I went through the llvm IR and I found that compiler crashes at L60-L61. I am working on finding the root cause to fix this issue.

jclark commented 3 years ago

I thought the plan was to use -O0 with -emit-llvm and then edit out the noinline attribute.

Also we should mark functions as leaves where appropriate.

If we still get LLVM crashes, then we should try an alternative approach. At this stage, we do not want to get into debugging LLVM.

KavinduZoysa commented 3 years ago

I thought the plan was to use -O0 with -emit-llvm and then edit out the noinline attribute.

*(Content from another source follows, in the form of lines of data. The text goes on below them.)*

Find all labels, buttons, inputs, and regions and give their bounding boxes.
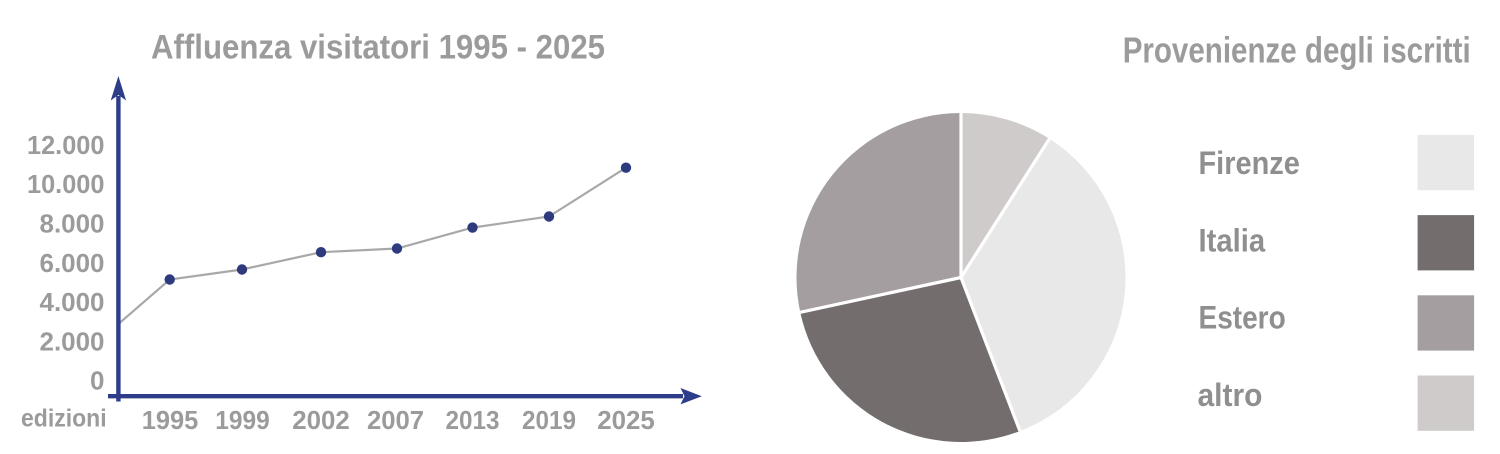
svg-text:6.000: 6.000 xyxy=(40,248,105,278)
svg-text:2002: 2002 xyxy=(292,405,350,435)
svg-text:1999: 1999 xyxy=(215,405,269,435)
svg-text:0: 0 xyxy=(90,366,104,396)
svg-text:10.000: 10.000 xyxy=(27,169,105,199)
svg-text:1995: 1995 xyxy=(142,405,199,435)
svg-text:2007: 2007 xyxy=(367,405,424,435)
svg-text:altro: altro xyxy=(1198,377,1263,413)
svg-text:2025: 2025 xyxy=(597,405,655,435)
svg-text:2.000: 2.000 xyxy=(40,326,105,356)
svg-text:4.000: 4.000 xyxy=(40,287,105,317)
svg-text:Firenze: Firenze xyxy=(1199,145,1300,181)
svg-text:2019: 2019 xyxy=(522,405,576,435)
svg-text:12.000: 12.000 xyxy=(27,130,105,160)
svg-text:Affluenza visitatori 1995 - 20: Affluenza visitatori 1995 - 2025 xyxy=(151,29,605,67)
svg-text:8.000: 8.000 xyxy=(40,209,105,239)
svg-text:Provenienze degli iscritti: Provenienze degli iscritti xyxy=(1123,30,1471,71)
svg-text:edizioni: edizioni xyxy=(21,405,107,433)
svg-text:Estero: Estero xyxy=(1199,300,1286,336)
svg-text:2013: 2013 xyxy=(446,405,500,435)
svg-text:Italia: Italia xyxy=(1199,222,1266,258)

I tried this and LLVM has crashed again. Then I marked noinline for taggedToPtr. Then it works without crashing LLVM. The steps I followed in breif:

  1. Run clang-11 -S -emit-llvm -o list.ll list.c
  2. Remove noinline in all functions except taggedToPtr
  3. Run sed -i -e '/define /s/ {/ gc "statepoint-example" {/' -e '/target datalayout/ s/"$$/-ni:1"/' list.ll
  4. opt-11 -S -O2 --rewrite-statepoints-for-gc -o list_opt.ll list.ll
  5. llc-11 -O2 --filetype=obj -o list.o list_opt.ll

Also we should mark functions as leaves where appropriate.

Yes, I will add

jclark commented 3 years ago

taggedToPtr should really be done with the ptrmask intrinsic. See #201.

So really what we should do is:

So please fix #201 and submit a pull request to main.